Diesel erin, water eruit

Luitenant ter zee der 2e klasse Leon houdt ondertussen een van de schermen in de controlekamer nauwlettend in de gaten. De systeemofficier behoort tot het gezelschap voor wie de nacht kort belooft te worden. Volgens de planning ligt de Doorman de komende zeven uur aan de oliesteiger om de ‘restbrandstof’ af te nemen. Daarna zal het schip haar route naar thuishaven Den Helder vervolgen. De jonge officier is tijdens het tanken verantwoordelijk voor het ballasten van het schip. “Door de lading wordt het schip zwaarder. Je wil niet te diep liggen, dus pomp je er water uit om een optimale diepgang te bereiken.”

Systeemofficier Leon kijkt naar een scherm, terwijl een collega over zijn schouder meekijkt.
LTZ2 Leon is verantwoordelijk voor het ballasten.

Voorbereiding

Aan het ophalen van de bijzondere lading ging een lange voorbereiding vooraf. Al weken voor aankomst was er mailcontact over onder meer de afmetingen van het schip en de tankslangen, weet Leon. “Met de Engelsen werken we aan boord een checklist af. Bijvoorbeeld met punten om brandstofverspilling te voorkomen. Verder moeten we onder meer de brandblusslangen gereed leggen en het blusschuim klaarzetten. Andersom willen we van hen een brandstofcertificaat en -monster zien om te controleren of de diesel voldoet aan de Nederlandse norm.”
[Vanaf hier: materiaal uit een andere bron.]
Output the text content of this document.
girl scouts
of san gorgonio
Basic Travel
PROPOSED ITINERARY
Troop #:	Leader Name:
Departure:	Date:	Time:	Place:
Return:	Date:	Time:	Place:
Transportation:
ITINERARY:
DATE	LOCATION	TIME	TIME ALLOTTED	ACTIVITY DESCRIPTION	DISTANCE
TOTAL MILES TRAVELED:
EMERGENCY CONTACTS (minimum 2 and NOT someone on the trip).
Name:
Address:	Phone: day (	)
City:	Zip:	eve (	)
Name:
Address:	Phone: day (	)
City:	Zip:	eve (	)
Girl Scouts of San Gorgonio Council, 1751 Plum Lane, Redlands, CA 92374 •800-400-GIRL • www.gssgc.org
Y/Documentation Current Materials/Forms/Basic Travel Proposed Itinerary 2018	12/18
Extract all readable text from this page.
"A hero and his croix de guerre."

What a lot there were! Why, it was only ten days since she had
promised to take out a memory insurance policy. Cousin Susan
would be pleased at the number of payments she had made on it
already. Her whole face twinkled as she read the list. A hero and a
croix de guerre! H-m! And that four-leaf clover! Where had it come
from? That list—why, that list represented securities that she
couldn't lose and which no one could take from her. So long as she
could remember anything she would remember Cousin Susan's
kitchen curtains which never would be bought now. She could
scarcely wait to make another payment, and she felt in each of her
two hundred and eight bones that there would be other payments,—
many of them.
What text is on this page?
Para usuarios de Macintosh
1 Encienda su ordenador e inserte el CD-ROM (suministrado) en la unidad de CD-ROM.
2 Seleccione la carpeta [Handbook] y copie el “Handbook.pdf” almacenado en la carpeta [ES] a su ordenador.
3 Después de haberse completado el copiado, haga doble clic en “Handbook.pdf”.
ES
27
‘Onze partners zijn blij met de brandstof die we afgeven’

Helderheid

Buiten is het inmiddels aardedonker en op het dek van het schip is het bijna overal stil. De olie vloeit al enkele uren rijkelijk door de brandstofslang. Vanuit zijn werkruimte heeft sergeant Martin zicht op de gekoppelde tankslang. Via schermen kan hij in de gaten houden hoe alles verloopt. Hij toont ondertussen het sample dat hij eerder op de avond van de Engelsen ontving. “De olie is van goede kwaliteit”, zegt Martin, terwijl hij een blik op de glazen fles met heldere brandstof werpt. Een van de hoofdtaken van het schip is het bevoorraden van andere schepen op zee. Volgens sergeant Martin staat de Doorman internationaal bekend om de schone brandstof die het afgeeft. “Dat begint al bij de aankoop aan de wal. De brandstof moet aan hoge kwalificaties voldoen. Bovendien wordt die een aantal keren gefilterd."

Sergeant Martin laat een glazen fles met heldere brandstof zien.
Sergeant Martin toont de heldere brandstof.

Alarm

Ondertussen klinkt op het scherm voor Martin een alarm; een van de filters moet vervangen worden. Daarna kan het laden van de olie worden voortgezet. Het is bijna middernacht, maar de klus zit er voorlopig nog niet op. Ook bevoorradingsschepen moeten bevoorraad worden.